ST. GEORGE, Utah (AP) — A Utah judge has awarded an exiled member of Warren Jeffs' polygamous sect sole custody of children who were being raised by his wives who remain members of the religion.
Judge James Shumate granted Lorin Holm custody because it is more likely that Holm will allow his wives to visit the children, and less likely that the wives would have allowed Holm into their residence if they had custody, the Spectrum of St. George reported Thursday.
During the two-day trial, one of Holm's wives, Lynda Peine, testified that she still follows Jeffs and the "Laws of God." During testimony from a woman who told the court about being sexually assaulted by Jeffs when she was 14, Peine put her fingers in her ears.
Jeffs is serving a life prison sentence for sexually assaulting underage girls he considered brides.
Peine is one of Lorin Holm's two wives who remain members of the Fundamentalist Church of Jesus Christ of Latter-Day Saints on the Utah-Arizona border. They don't want Holm to be allowed near the children because they consider him to be a bad influence since he was exiled from the sect.
Holm sued to get sole custody of the children in 2011 after he was kicked out of the sect earlier that year for being deemed unfaithful. He had three wives and more than a dozen children. Today, he lives with his first wife, who also left the church.
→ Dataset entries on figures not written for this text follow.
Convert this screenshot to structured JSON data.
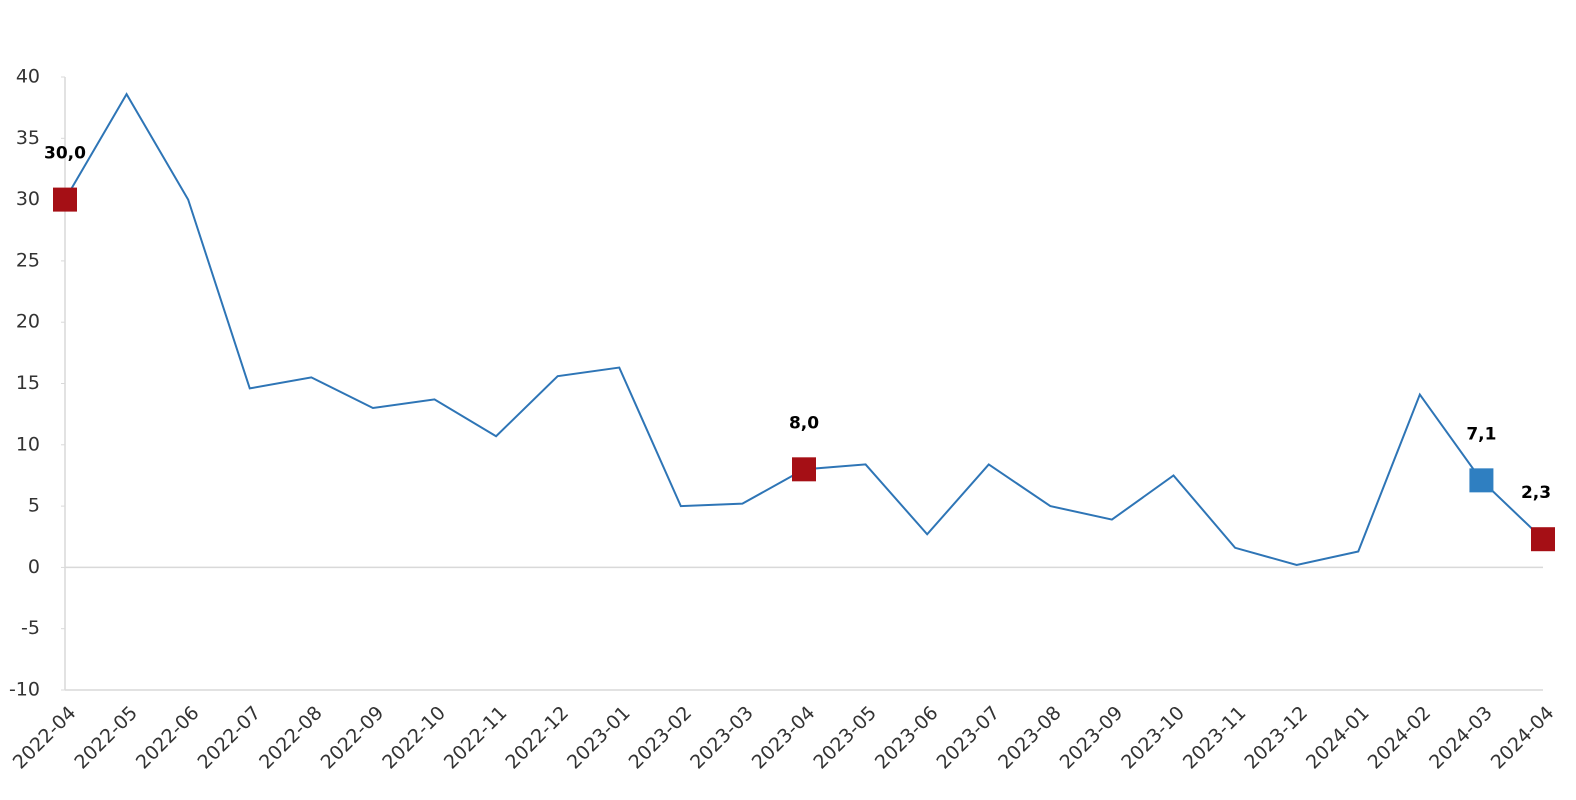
{
  "chart_data": {
    "type": "line",
    "categories": [
      "2022-04",
      "2022-05",
      "2022-06",
      "2022-07",
      "2022-08",
      "2022-09",
      "2022-10",
      "2022-11",
      "2022-12",
      "2023-01",
      "2023-02",
      "2023-03",
      "2023-04",
      "2023-05",
      "2023-06",
      "2023-07",
      "2023-08",
      "2023-09",
      "2023-10",
      "2023-11",
      "2023-12",
      "2024-01",
      "2024-02",
      "2024-03",
      "2024-04"
    ],
    "series": [
      {
        "color": "#2e75b6",
        "values": [
          30.0,
          38.6,
          30.0,
          14.6,
          15.5,
          13.0,
          13.7,
          10.7,
          15.6,
          16.3,
          5.0,
          5.2,
          8.0,
          8.4,
          2.7,
          8.4,
          5.0,
          3.9,
          7.5,
          1.6,
          0.2,
          1.3,
          14.1,
          7.1,
          2.3
        ],
        "value_labels": [
          "30,0",
          null,
          null,
          null,
          null,
          null,
          null,
          null,
          null,
          null,
          null,
          null,
          "8,0",
          null,
          null,
          null,
          null,
          null,
          null,
          null,
          null,
          null,
          null,
          "7,1",
          "2,3"
        ],
        "marker_colors": [
          "#a50f15",
          null,
          null,
          null,
          null,
          null,
          null,
          null,
          null,
          null,
          null,
          null,
          "#a50f15",
          null,
          null,
          null,
          null,
          null,
          null,
          null,
          null,
          null,
          null,
          "#2f7fc1",
          "#a50f15"
        ]
      }
    ],
    "ylim": [
      -10,
      40
    ],
    "yticks": [
      -10,
      -5,
      0,
      5,
      10,
      15,
      20,
      25,
      30,
      35,
      40
    ]
  }
}
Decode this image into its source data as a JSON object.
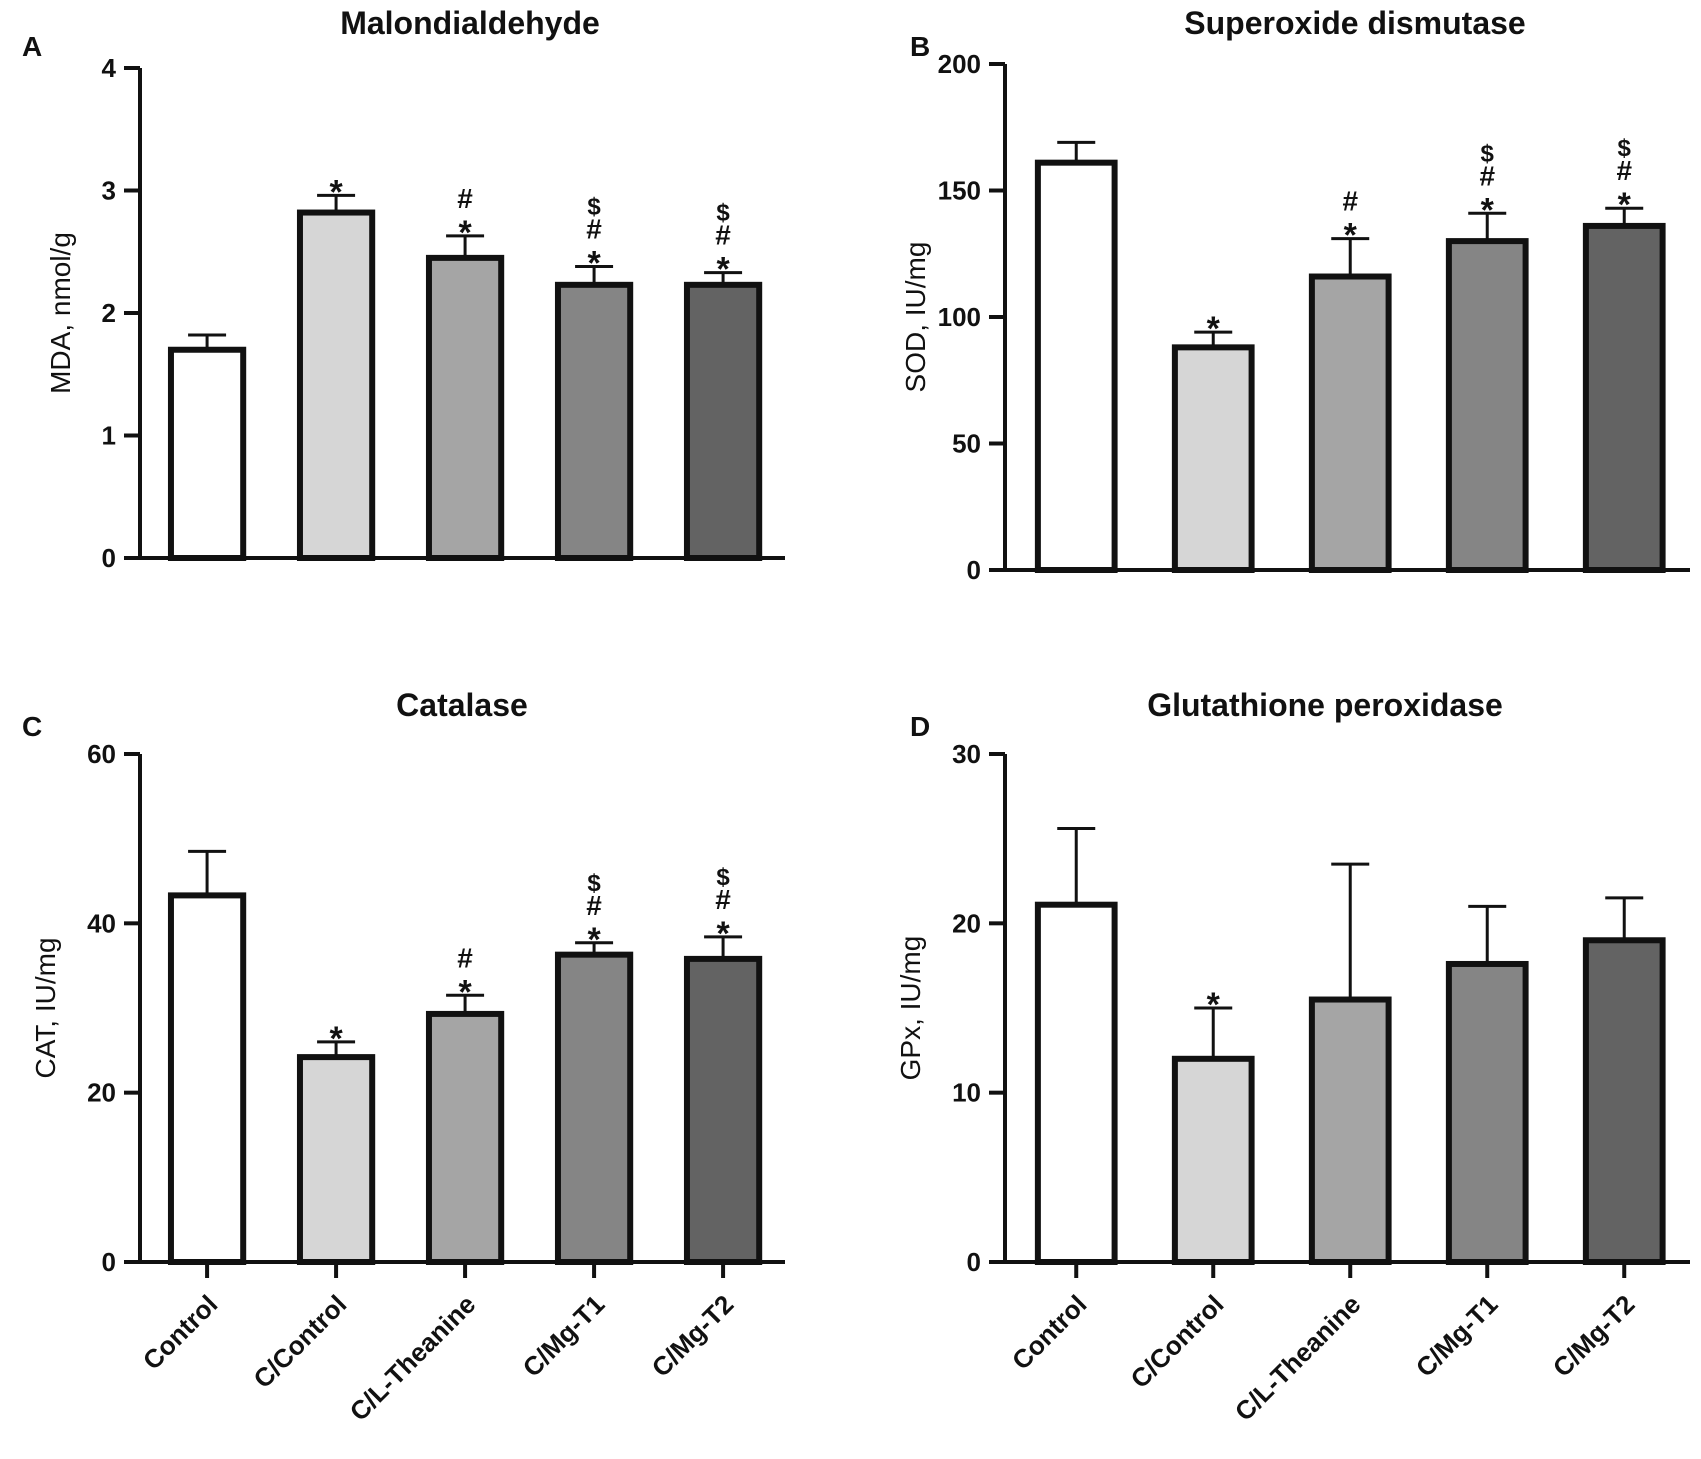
{
  "chart_data": [
    {
      "panel": "A",
      "type": "bar",
      "title": "Malondialdehyde",
      "xlabel": "",
      "ylabel": "MDA, nmol/g",
      "ylim": [
        0,
        4
      ],
      "yticks": [
        0,
        1,
        2,
        3,
        4
      ],
      "categories": [
        "Control",
        "C/Control",
        "C/L-Theanine",
        "C/Mg-T1",
        "C/Mg-T2"
      ],
      "values": [
        1.7,
        2.82,
        2.45,
        2.23,
        2.23
      ],
      "errors": [
        0.12,
        0.14,
        0.18,
        0.15,
        0.1
      ],
      "significance": [
        [],
        [
          "*"
        ],
        [
          "*",
          "#"
        ],
        [
          "*",
          "#",
          "$"
        ],
        [
          "*",
          "#",
          "$"
        ]
      ]
    },
    {
      "panel": "B",
      "type": "bar",
      "title": "Superoxide dismutase",
      "xlabel": "",
      "ylabel": "SOD, IU/mg",
      "ylim": [
        0,
        200
      ],
      "yticks": [
        0,
        50,
        100,
        150,
        200
      ],
      "categories": [
        "Control",
        "C/Control",
        "C/L-Theanine",
        "C/Mg-T1",
        "C/Mg-T2"
      ],
      "values": [
        161,
        88,
        116,
        130,
        136
      ],
      "errors": [
        8,
        6,
        15,
        11,
        7
      ],
      "significance": [
        [],
        [
          "*"
        ],
        [
          "*",
          "#"
        ],
        [
          "*",
          "#",
          "$"
        ],
        [
          "*",
          "#",
          "$"
        ]
      ]
    },
    {
      "panel": "C",
      "type": "bar",
      "title": "Catalase",
      "xlabel": "",
      "ylabel": "CAT, IU/mg",
      "ylim": [
        0,
        60
      ],
      "yticks": [
        0,
        20,
        40,
        60
      ],
      "categories": [
        "Control",
        "C/Control",
        "C/L-Theanine",
        "C/Mg-T1",
        "C/Mg-T2"
      ],
      "values": [
        43.3,
        24.2,
        29.3,
        36.3,
        35.8
      ],
      "errors": [
        5.2,
        1.8,
        2.2,
        1.4,
        2.6
      ],
      "significance": [
        [],
        [
          "*"
        ],
        [
          "*",
          "#"
        ],
        [
          "*",
          "#",
          "$"
        ],
        [
          "*",
          "#",
          "$"
        ]
      ]
    },
    {
      "panel": "D",
      "type": "bar",
      "title": "Glutathione peroxidase",
      "xlabel": "",
      "ylabel": "GPx, IU/mg",
      "ylim": [
        0,
        30
      ],
      "yticks": [
        0,
        10,
        20,
        30
      ],
      "categories": [
        "Control",
        "C/Control",
        "C/L-Theanine",
        "C/Mg-T1",
        "C/Mg-T2"
      ],
      "values": [
        21.1,
        12,
        15.5,
        17.6,
        19
      ],
      "errors": [
        4.5,
        3,
        8,
        3.4,
        2.5
      ],
      "significance": [
        [],
        [
          "*"
        ],
        [],
        [],
        []
      ]
    }
  ],
  "bar_colors": [
    "#ffffff",
    "#d6d6d6",
    "#a5a5a5",
    "#858585",
    "#636363"
  ],
  "axis_color": "#111111"
}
Holm argues that his children could be sexually abused, forced into child labor or kicked out of the church while being raised by Lynda Peine and Patricia Peine.
Many of the estimated 7,500 people living in Colorado City, Ariz., and Hildale, Utah, are still followers of Jeffs, who followers believe is a prophet.
Jeffs' Fundamentalist Church of Jesus Christ of Latter-Day Saints is a radical offshoot of mainstream Mormonism whose members believe polygamy brings exaltation in heaven.
The practice of polygamy is a legacy of the early teachings of The Church of Jesus Christ of Latter-day Saints, but the mainstream church and its 15 million members worldwide abandoned polygamy in 1890 and strictly prohibit it today.
Rodney Parker, Peine's attorney, said he didn't know if the custody case would be appealed.